Decyzją rządu wszelkie placówki edukacyjne zostały zamknięte na dwa tygodnie. Powodem jest szalejąca w kraju epidemia koronawirusa COVID-19.
Nowy wirus zbiera śmiertelne żniwo na całym świecie. Najgorsza sytuacja jest w Chinach, gdzie zaraza się pojawiła, ale powoli sytuacja jest opanowana, Korei Południowej, Iranie, we Włoszech i ostatnio w Niemczech. W Polsce na razie zachorowało kilkadziesiąt osób, są zachorowania w Warszawie i na Mazowszu (szczegółowe dane na stronach GIS i Ministerstwa Zdrowia). W związku z epidemią we wtorek podjętya została decyzja o odwołaniu wszystkich imprez masowych z udziałem publiczności. Uczelnie wyższe, w tym Uniwersytet Warszawski, czy Warszawski Uniwersytet Medyczny odwołały zajęcia. W środę rząd podjął decyzję o zamknięciu WSZYSTKICH placówek edukacyjnych – szkół, przedszkoli, uczelni wyższych.

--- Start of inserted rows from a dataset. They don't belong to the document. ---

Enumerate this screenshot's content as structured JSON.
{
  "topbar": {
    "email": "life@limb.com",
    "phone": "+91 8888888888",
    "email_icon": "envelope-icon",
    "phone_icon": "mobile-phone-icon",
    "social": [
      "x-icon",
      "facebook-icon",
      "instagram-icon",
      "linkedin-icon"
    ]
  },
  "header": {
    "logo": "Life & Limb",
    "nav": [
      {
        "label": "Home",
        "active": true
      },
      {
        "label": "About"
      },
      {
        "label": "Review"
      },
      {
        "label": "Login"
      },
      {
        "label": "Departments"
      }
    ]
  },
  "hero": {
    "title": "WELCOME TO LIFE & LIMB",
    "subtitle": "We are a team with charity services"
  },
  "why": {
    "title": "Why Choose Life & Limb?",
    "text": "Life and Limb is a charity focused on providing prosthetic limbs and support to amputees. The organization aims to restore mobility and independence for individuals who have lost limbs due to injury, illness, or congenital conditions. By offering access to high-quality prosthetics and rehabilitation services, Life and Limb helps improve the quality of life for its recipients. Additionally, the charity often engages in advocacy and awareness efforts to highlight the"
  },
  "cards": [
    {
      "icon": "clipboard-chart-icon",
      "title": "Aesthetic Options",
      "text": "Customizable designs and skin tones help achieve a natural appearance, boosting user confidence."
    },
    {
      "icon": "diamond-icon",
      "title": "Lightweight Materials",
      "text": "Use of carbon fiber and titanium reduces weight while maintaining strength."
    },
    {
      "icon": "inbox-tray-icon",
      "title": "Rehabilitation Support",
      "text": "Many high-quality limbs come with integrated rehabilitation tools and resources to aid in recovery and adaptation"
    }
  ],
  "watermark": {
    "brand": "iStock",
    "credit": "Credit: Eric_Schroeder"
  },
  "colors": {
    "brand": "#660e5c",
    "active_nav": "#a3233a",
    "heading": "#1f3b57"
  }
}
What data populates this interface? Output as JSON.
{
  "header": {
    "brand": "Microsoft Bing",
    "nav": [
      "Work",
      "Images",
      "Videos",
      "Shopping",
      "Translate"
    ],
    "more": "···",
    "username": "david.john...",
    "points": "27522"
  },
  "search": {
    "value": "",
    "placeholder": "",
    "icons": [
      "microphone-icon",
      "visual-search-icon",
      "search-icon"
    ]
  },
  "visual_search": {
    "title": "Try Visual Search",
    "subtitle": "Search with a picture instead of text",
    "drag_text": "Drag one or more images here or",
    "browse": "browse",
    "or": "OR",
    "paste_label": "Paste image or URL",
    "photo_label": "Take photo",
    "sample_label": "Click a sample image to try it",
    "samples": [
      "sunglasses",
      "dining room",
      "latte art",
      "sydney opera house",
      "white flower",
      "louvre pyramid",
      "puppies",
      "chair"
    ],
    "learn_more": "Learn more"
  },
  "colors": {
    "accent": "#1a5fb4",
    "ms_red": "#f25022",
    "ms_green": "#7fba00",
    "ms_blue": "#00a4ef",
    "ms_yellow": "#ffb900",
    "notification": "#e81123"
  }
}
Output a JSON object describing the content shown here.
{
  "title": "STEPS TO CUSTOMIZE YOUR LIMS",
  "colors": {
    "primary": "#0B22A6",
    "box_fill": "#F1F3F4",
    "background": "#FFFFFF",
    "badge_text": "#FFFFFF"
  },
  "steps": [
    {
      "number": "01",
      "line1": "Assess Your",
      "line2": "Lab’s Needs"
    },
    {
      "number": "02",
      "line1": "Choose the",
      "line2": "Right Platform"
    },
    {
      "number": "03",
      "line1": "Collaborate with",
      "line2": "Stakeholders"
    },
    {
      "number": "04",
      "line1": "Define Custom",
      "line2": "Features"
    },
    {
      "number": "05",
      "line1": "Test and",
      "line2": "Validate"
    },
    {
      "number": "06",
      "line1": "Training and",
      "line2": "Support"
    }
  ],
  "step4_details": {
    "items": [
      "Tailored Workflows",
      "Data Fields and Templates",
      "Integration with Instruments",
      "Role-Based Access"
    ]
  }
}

Dzieci poniżej dziesięciu lat nie przechodzą wprawdzie ciężko koronawirusa (nie było wypadków śmiertelnych), jednak łatwo przenoszą chorobę. Mogą więc zarazić osoby starsze, u których przebieg COVID-19 jest najcięższy. Minister zdrowia Łukasz Szumowski zaapelował, by zamknięcia szkół nie traktować jako czasu wolnego, ale jako czas kwarantanny, do pozostania w domu. Nasilenie epidemii we Włoszech wywołane było także tym, że młodzi ludzie chodzili do pubów i na imprezy, zamiast pozostać w domu. (az).